Review 2014# 51: Project X; The New Beginning of Net Detektif Indonesia

Penulis: Tim Penulis NDI
Penyunting: Zulfa Simatur & Fitria Pratiwi
Pendesain sampul: Nuruli
Penata letak: EM Giri
Ilustrasi sampul & isi: Sahua d & mhatzapa
ISBN: 979-065-210-0
Halaman: 350
Penerbit: VisiMedia Pustaka
Harga: Rp  59.000.00

Mari berkenalan dengan 5 anggota baru Net Detective Indonesia (NDI), sebuah organisasi detektif swasta, memiliki misi mengungkap kasus-kasus misterius yang terjadi di Indonesia. Mereka adalah Badai yang selalu melihat suatu hal dari banyak sisa dan memiliki kemampuan analisa yang tinggi, Loka sang kutu buku yang menolak kuliah tapi memiliki kemampuan berpikir yang tinggi, Gilang sang pemarah tapi baik hati, Ai  si manis pandai penyuka es krim dan teka-teki,Val si remaja ABG namun kritis pada banyak hal.

Tidak seperti  perkumpulan atau organisasi yang lain, kelima anggota baru tersebut direkrut dengan cara yang unik, mereka dibuat sedemikian rupa sehingga tanpa sadar telah berada ditengah sebuah misteri yang menantang kemampuan mereka untuk memecahkannya.

Buku misteri jelas sudah banyak. Tapi buku ini menawarkan sesuatu yang berbeda. Kekuatan utama alasan buku ini layak dibaca dan dikoleksi adalah dari cara berceritanya. Buku ini mengisahkan 5 orang terpilih yang harus memecahkan misteri. Belakangan setiap misteri ternyata memiliki keterkaitan satu dengan lainnya sehingga menjadi sebuah misteri besar. 

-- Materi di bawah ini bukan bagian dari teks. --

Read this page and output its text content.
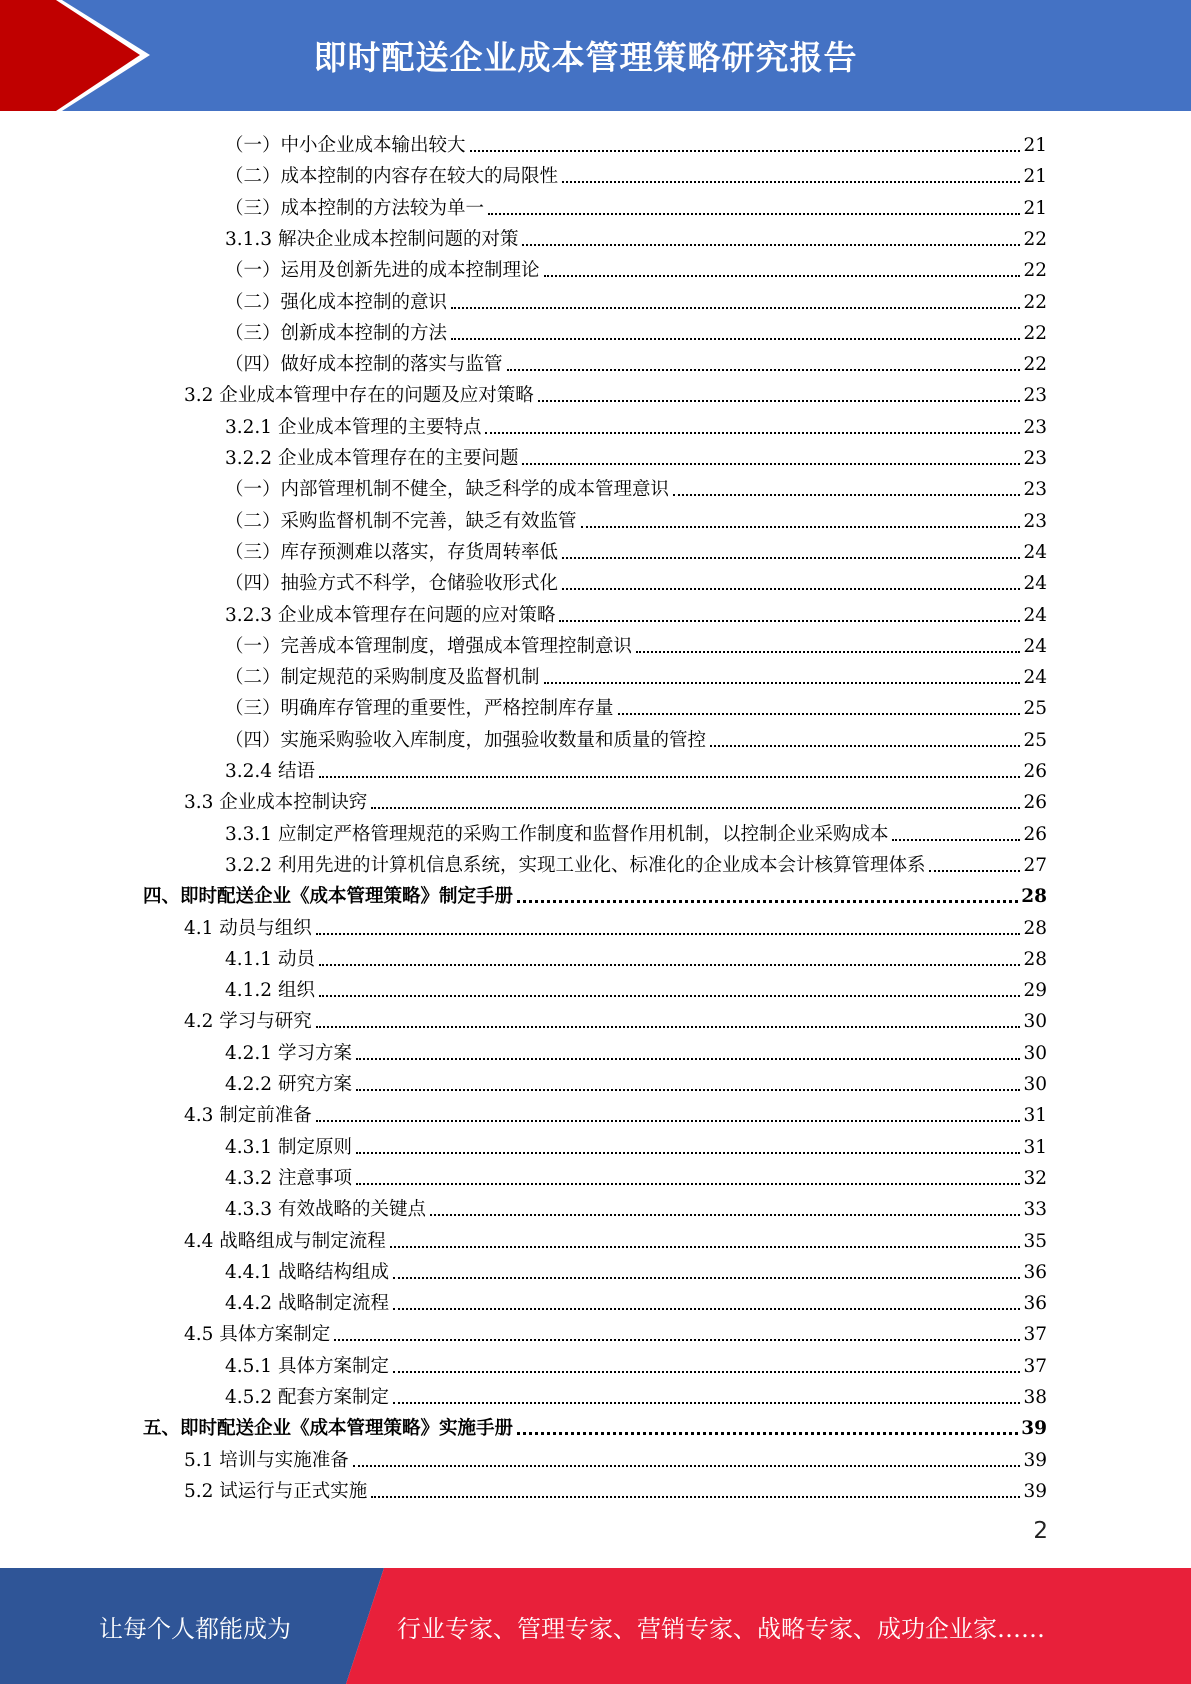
即时配送企业成本管理策略研究报告
（一）中小企业成本输出较大	21
（二）成本控制的内容存在较大的局限性	21
（三）成本控制的方法较为单一	21
3.1.3 解决企业成本控制问题的对策	22
（一）运用及创新先进的成本控制理论	22
（二）强化成本控制的意识	22
（三）创新成本控制的方法	22
（四）做好成本控制的落实与监管	22
3.2 企业成本管理中存在的问题及应对策略	23
3.2.1 企业成本管理的主要特点	23
3.2.2 企业成本管理存在的主要问题	23
（一）内部管理机制不健全，缺乏科学的成本管理意识	23
（二）采购监督机制不完善，缺乏有效监管	23
（三）库存预测难以落实，存货周转率低	24
（四）抽验方式不科学，仓储验收形式化	24
3.2.3 企业成本管理存在问题的应对策略	24
（一）完善成本管理制度，增强成本管理控制意识	24
（二）制定规范的采购制度及监督机制	24
（三）明确库存管理的重要性，严格控制库存量	25
（四）实施采购验收入库制度，加强验收数量和质量的管控	25
3.2.4 结语	26
3.3 企业成本控制诀窍	26
3.3.1 应制定严格管理规范的采购工作制度和监督作用机制，以控制企业采购成本	26
3.2.2 利用先进的计算机信息系统，实现工业化、标准化的企业成本会计核算管理体系	27
四、即时配送企业《成本管理策略》制定手册	28
4.1 动员与组织	28
4.1.1 动员	28
4.1.2 组织	29
4.2 学习与研究	30
4.2.1 学习方案	30
4.2.2 研究方案	30
4.3 制定前准备	31
4.3.1 制定原则	31
4.3.2 注意事项	32
4.3.3 有效战略的关键点	33
4.4 战略组成与制定流程	35
4.4.1 战略结构组成	36
4.4.2 战略制定流程	36
4.5 具体方案制定	37
4.5.1 具体方案制定	37
4.5.2 配套方案制定	38
五、即时配送企业《成本管理策略》实施手册	39
5.1 培训与实施准备	39
5.2 试运行与正式实施	39
2
让每个人都能成为	行业专家、管理专家、营销专家、战略专家、成功企业家……
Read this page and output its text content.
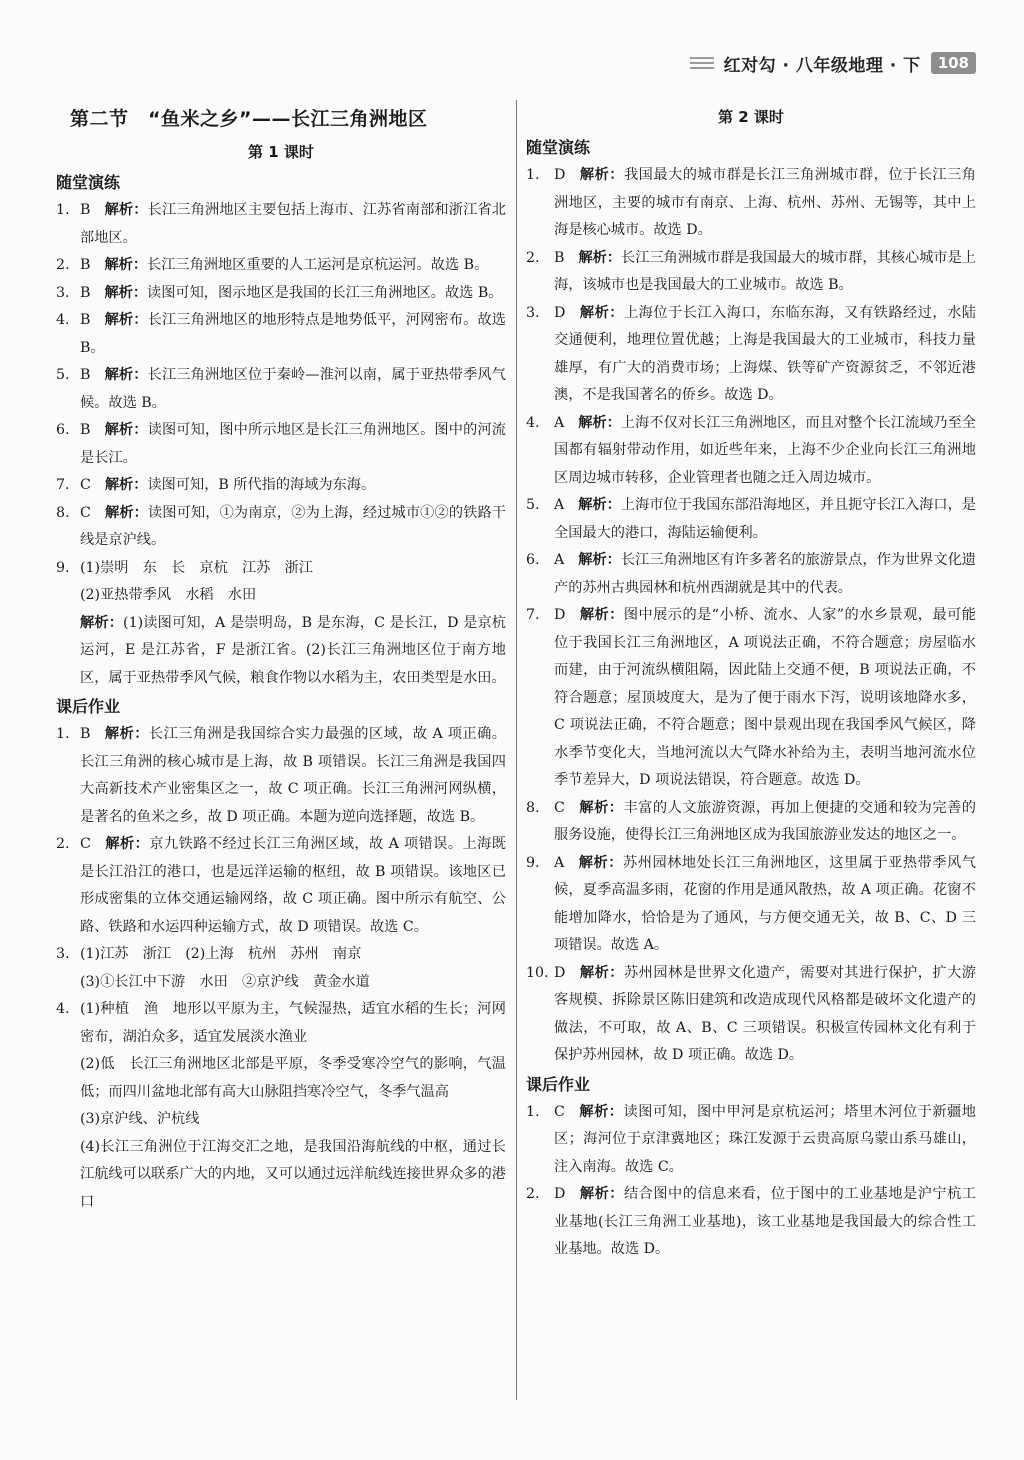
红对勾 · 八年级地理 · 下	108
第二节　“鱼米之乡”——长江三角洲地区
第 1 课时
随堂演练
1. B 解析：长江三角洲地区主要包括上海市、江苏省南部和浙江省北部地区。
2. B 解析：长江三角洲地区重要的人工运河是京杭运河。故选 B。
3. B 解析：读图可知，图示地区是我国的长江三角洲地区。故选 B。
4. B 解析：长江三角洲地区的地形特点是地势低平，河网密布。故选 B。
5. B 解析：长江三角洲地区位于秦岭—淮河以南，属于亚热带季风气候。故选 B。
6. B 解析：读图可知，图中所示地区是长江三角洲地区。图中的河流是长江。
7. C 解析：读图可知，B 所代指的海域为东海。
8. C 解析：读图可知，①为南京，②为上海，经过城市①②的铁路干线是京沪线。
9. (1)崇明　东　长　京杭　江苏　浙江
(2)亚热带季风　水稻　水田
解析：(1)读图可知，A 是崇明岛，B 是东海，C 是长江，D 是京杭运河，E 是江苏省，F 是浙江省。(2)长江三角洲地区位于南方地区，属于亚热带季风气候，粮食作物以水稻为主，农田类型是水田。
课后作业
1. B 解析：长江三角洲是我国综合实力最强的区域，故 A 项正确。长江三角洲的核心城市是上海，故 B 项错误。长江三角洲是我国四大高新技术产业密集区之一，故 C 项正确。长江三角洲河网纵横，是著名的鱼米之乡，故 D 项正确。本题为逆向选择题，故选 B。
2. C 解析：京九铁路不经过长江三角洲区域，故 A 项错误。上海既是长江沿江的港口，也是远洋运输的枢纽，故 B 项错误。该地区已形成密集的立体交通运输网络，故 C 项正确。图中所示有航空、公路、铁路和水运四种运输方式，故 D 项错误。故选 C。
3. (1)江苏　浙江　(2)上海　杭州　苏州　南京
(3)①长江中下游　水田　②京沪线　黄金水道
4. (1)种植　渔　地形以平原为主，气候湿热，适宜水稻的生长；河网密布，湖泊众多，适宜发展淡水渔业
(2)低　长江三角洲地区北部是平原，冬季受寒冷空气的影响，气温低；而四川盆地北部有高大山脉阻挡寒冷空气，冬季气温高
(3)京沪线、沪杭线
(4)长江三角洲位于江海交汇之地，是我国沿海航线的中枢，通过长江航线可以联系广大的内地，又可以通过远洋航线连接世界众多的港口
第 2 课时
随堂演练
1.	D 解析：我国最大的城市群是长江三角洲城市群，位于长江三角洲地区，主要的城市有南京、上海、杭州、苏州、无锡等，其中上海是核心城市。故选 D。
2.	B 解析：长江三角洲城市群是我国最大的城市群，其核心城市是上海，该城市也是我国最大的工业城市。故选 B。
3.	D 解析：上海位于长江入海口，东临东海，又有铁路经过，水陆交通便利，地理位置优越；上海是我国最大的工业城市，科技力量雄厚，有广大的消费市场；上海煤、铁等矿产资源贫乏，不邻近港澳，不是我国著名的侨乡。故选 D。
4.	A 解析：上海不仅对长江三角洲地区，而且对整个长江流域乃至全国都有辐射带动作用，如近些年来，上海不少企业向长江三角洲地区周边城市转移，企业管理者也随之迁入周边城市。
5.	A 解析：上海市位于我国东部沿海地区，并且扼守长江入海口，是全国最大的港口，海陆运输便利。
6.	A 解析：长江三角洲地区有许多著名的旅游景点，作为世界文化遗产的苏州古典园林和杭州西湖就是其中的代表。
7.	D 解析：图中展示的是“小桥、流水、人家”的水乡景观，最可能位于我国长江三角洲地区，A 项说法正确，不符合题意；房屋临水而建，由于河流纵横阻隔，因此陆上交通不便，B 项说法正确，不符合题意；屋顶坡度大，是为了便于雨水下泻，说明该地降水多，C 项说法正确，不符合题意；图中景观出现在我国季风气候区，降水季节变化大，当地河流以大气降水补给为主，表明当地河流水位季节差异大，D 项说法错误，符合题意。故选 D。
8.	C 解析：丰富的人文旅游资源，再加上便捷的交通和较为完善的服务设施，使得长江三角洲地区成为我国旅游业发达的地区之一。
9.	A 解析：苏州园林地处长江三角洲地区，这里属于亚热带季风气候，夏季高温多雨，花窗的作用是通风散热，故 A 项正确。花窗不能增加降水，恰恰是为了通风，与方便交通无关，故 B、C、D 三项错误。故选 A。
10. D 解析：苏州园林是世界文化遗产，需要对其进行保护，扩大游客规模、拆除景区陈旧建筑和改造成现代风格都是破坏文化遗产的做法，不可取，故 A、B、C 三项错误。积极宣传园林文化有利于保护苏州园林，故 D 项正确。故选 D。
课后作业
1.	C 解析：读图可知，图中甲河是京杭运河；塔里木河位于新疆地区；海河位于京津冀地区；珠江发源于云贵高原乌蒙山系马雄山，注入南海。故选 C。
2.	D 解析：结合图中的信息来看，位于图中的工业基地是沪宁杭工业基地(长江三角洲工业基地)，该工业基地是我国最大的综合性工业基地。故选 D。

Hal biasa? Memang. Justru bukan itu kelebihan buku ini. Kelebihannya adalah seluruh tokoh dibangun  oleh orang yang berbeda, artinya ada 5 orang penulis. Seluruh penulis awalnya membuat sebuah kisah sendiri-sendiri berdasarkan tokoh ciptaannya. Belakangan ada bagian yang mengharuskan beberapa tokoh saling bahu-membahu memecahkan masalah. Disinilah letak kekuatan buku ini. 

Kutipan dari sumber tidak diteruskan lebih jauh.